Soğuk bir kış günü. Arabama binmekten vazgeçip otobüs durağına dogru yürüdüğümü fark ettim. Tek kişilik bir yere oturdum. İnip binen insanlara takılı kaldım bir süre. Bazen otobüs durağında kendime gelir gibi oluyorumdum. Eskilere dalıp gidiyordum. Duraklar yabancı... insanlar yabancı.. merhabalar çoktan uzaklaşmış... Bir anda sıcacık bir gülümseme ile irkildim... Samimi bir hava ve sohbet başladı aramızda. Eskiler , hatıralar... ta çocukluğumuza kadar indik. Tanıdık çıktık. Aynı mahalleden. Ama biz o mahalleden taşınınca her şeyi orada bırakmıştık. Dostluğu, komşuluğu, samimiyeti...Hatta konuşmuyorduk eskilerden . Çünkü biz lüks bir mahalleye taşınmıştık. Modern olmuştuk. Samimi davranmak, doğal olmak, komşuculuk, hele arkadaşlık yoktu yeni hayatımızda... Özlediğim ve sebebini bilmeden bindiğim otobüste geçmişime bir yolculuk yapmıştım o gün.Geçmişim ve yaşadığım hayat hep çarpışır durur kafamda ta o günden beri.

 
 

Sevmek

Sevmek güzeldir, Sevenin olunca Akşam sıcak , saranın olunca Yarın başkadır, Özlenen olunca Hasret güzeldir, kavuşma olunca.

 
 

Aşkı Yaşamak

Aşkı yaşadım sanırdım geçen zamanda, oysa tanımamışım bile. Aşk göz yaşı, yalnızlık, acı demekmiş bilemedim ilk başında.Sormaya korkuyorum aşkı insanlardan.Hepsi acı acı bakışlı, biten geceden dertli, doğan güneşten umutlu... Bir gün daha bitiyor gerçek aşk yaşanılmadan.

 
 

Neredesin Ey Sevgili

Sana dokunamıyorum?
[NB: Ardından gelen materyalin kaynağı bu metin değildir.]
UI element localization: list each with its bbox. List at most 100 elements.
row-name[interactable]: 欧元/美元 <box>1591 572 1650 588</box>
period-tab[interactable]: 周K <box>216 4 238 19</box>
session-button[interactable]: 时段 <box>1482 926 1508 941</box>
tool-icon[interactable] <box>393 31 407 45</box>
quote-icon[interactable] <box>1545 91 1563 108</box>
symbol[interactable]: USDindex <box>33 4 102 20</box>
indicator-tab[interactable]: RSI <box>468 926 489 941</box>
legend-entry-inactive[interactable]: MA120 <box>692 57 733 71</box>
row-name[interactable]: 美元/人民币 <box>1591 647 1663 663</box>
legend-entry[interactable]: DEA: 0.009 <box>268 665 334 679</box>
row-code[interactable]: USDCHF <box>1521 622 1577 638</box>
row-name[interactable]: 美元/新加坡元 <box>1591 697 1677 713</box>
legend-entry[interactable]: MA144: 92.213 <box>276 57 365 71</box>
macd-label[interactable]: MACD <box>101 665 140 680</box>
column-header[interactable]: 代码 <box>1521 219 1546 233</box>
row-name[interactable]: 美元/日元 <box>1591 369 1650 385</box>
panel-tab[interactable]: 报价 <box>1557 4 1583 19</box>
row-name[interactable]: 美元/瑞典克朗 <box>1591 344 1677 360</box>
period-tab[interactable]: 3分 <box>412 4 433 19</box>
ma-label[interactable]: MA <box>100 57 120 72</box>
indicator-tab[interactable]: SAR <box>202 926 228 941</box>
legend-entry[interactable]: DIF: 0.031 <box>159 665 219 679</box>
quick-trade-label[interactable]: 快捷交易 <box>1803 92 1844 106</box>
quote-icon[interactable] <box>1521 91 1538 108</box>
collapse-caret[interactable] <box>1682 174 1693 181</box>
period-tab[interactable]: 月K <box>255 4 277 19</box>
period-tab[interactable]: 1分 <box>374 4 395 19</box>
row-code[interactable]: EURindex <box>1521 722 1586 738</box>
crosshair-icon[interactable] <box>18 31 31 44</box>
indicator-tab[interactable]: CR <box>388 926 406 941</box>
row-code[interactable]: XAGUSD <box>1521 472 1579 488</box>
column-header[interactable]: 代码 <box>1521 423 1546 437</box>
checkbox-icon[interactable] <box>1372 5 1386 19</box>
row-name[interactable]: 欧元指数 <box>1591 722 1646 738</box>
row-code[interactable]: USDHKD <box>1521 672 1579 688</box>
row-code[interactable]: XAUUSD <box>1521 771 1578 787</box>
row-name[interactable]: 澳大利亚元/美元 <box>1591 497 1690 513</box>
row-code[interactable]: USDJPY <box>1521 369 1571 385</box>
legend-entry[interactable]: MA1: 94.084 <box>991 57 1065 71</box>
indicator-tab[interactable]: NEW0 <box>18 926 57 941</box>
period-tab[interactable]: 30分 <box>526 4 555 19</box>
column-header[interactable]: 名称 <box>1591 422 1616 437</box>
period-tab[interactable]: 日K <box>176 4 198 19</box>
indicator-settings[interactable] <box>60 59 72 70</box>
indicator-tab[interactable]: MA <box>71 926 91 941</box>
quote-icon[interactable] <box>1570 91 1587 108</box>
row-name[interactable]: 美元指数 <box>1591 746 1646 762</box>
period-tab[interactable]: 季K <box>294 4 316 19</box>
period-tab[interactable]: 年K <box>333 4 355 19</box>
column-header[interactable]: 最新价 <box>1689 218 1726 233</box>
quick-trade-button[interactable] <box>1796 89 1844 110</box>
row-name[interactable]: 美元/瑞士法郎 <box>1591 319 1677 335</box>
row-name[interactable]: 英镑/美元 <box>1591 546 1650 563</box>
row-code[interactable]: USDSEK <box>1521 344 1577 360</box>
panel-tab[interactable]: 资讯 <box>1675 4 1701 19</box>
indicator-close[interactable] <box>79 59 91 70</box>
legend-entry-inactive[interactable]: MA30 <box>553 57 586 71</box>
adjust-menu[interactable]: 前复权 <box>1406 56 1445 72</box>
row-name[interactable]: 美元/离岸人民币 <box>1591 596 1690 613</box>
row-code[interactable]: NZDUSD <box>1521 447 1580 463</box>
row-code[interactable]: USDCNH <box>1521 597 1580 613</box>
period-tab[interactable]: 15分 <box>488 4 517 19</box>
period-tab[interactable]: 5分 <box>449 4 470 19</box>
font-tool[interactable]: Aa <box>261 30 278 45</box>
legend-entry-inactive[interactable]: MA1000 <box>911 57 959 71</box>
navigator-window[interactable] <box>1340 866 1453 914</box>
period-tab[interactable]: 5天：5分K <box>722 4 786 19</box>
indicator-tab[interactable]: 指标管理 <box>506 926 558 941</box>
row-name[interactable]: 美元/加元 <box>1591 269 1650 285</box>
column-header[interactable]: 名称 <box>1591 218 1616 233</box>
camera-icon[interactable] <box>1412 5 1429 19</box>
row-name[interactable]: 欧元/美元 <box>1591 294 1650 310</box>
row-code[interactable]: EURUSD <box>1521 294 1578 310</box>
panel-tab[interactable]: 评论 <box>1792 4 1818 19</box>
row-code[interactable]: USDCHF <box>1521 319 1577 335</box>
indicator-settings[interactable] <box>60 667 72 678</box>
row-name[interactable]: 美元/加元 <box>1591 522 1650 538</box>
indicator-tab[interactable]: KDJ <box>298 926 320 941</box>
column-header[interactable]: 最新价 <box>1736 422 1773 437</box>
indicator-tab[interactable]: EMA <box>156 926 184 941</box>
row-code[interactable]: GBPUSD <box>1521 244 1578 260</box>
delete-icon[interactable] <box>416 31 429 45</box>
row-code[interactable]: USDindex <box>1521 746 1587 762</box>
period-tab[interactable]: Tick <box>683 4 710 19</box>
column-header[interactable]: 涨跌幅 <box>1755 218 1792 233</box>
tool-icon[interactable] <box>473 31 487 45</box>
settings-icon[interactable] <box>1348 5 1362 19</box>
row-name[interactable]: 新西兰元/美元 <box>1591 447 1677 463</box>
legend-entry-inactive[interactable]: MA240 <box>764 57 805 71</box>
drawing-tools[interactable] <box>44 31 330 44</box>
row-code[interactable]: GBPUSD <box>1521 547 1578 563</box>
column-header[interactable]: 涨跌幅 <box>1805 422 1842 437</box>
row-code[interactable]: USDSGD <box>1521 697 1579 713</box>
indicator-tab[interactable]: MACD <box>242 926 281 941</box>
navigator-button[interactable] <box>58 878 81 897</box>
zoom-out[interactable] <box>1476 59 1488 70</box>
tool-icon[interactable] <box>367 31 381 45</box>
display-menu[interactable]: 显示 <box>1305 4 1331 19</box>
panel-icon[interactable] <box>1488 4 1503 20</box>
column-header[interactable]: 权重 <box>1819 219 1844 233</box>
Ta uzaklardan merhaba edip, selam diyorsun. Bense seni bende istiyorum. sen ne tensin ne can. sen bensen ben kimim ey can! Gülü, sümbülü, laleyi derdim sensin deyi.. can deyip yandım kor gibi... gel ey sevgili gel ben gibi.. suya haber saldım sana gelmedi mi? Baharla gelen sevgi haberi hazan oldu... doyamadım... ya sen gel yada gel de...

 
 

Yarım Kalan Rüyalarım..

Rüyalarım var sonunu getiremediğim..Ya sabahın ilk ışıkları bölmüştür yada bir çocuk sesi....Ama yine bitmez..Başka bir akşam dalarım derin uykulara acı bir ambulans sesi böler uykumu ...yine yarım kaldı rüyam... yarım kalan rüyalarımın sonunu merak ederdururum...ücreti çok olmasada bir işe girdim..zamanla yükseldim ..çoğu insana iş veren oldum.uzun sayıla bilecek hayatımda üzülmüyor , sıkılmıyor ama sürekli daha çok çalışıyordum... saatmin alarmı çalıyor... yarım kaldı rüyam....Sonunu merak etmeliyim ..Yarım olan hayatım gibi.....

 
 

Mutlu Olmanın Sırrı

Hep mutlu olacağım günü aradım.Bekledim ...Ama nafile Çünkü mutlu olmak o anda yaşamakmış anladım.Uykuda ..sabahın ilk ışıklarında..Arkadaşımın bir gülüşünde ...Mum ışığında nefis bir yemekte....Bulamadım ben mutluyum , harikayım, yaşamı seviyorum...aşığım..diyeni...Ben mutluluğu mutsuz olduğum da öğrendim.Mutsuzluk aşı gibi dozunu ayarladın mı Seni mutluluğa hazır ediyor. Haydi mutsuzluk aşısıyla mutluluğa!!!!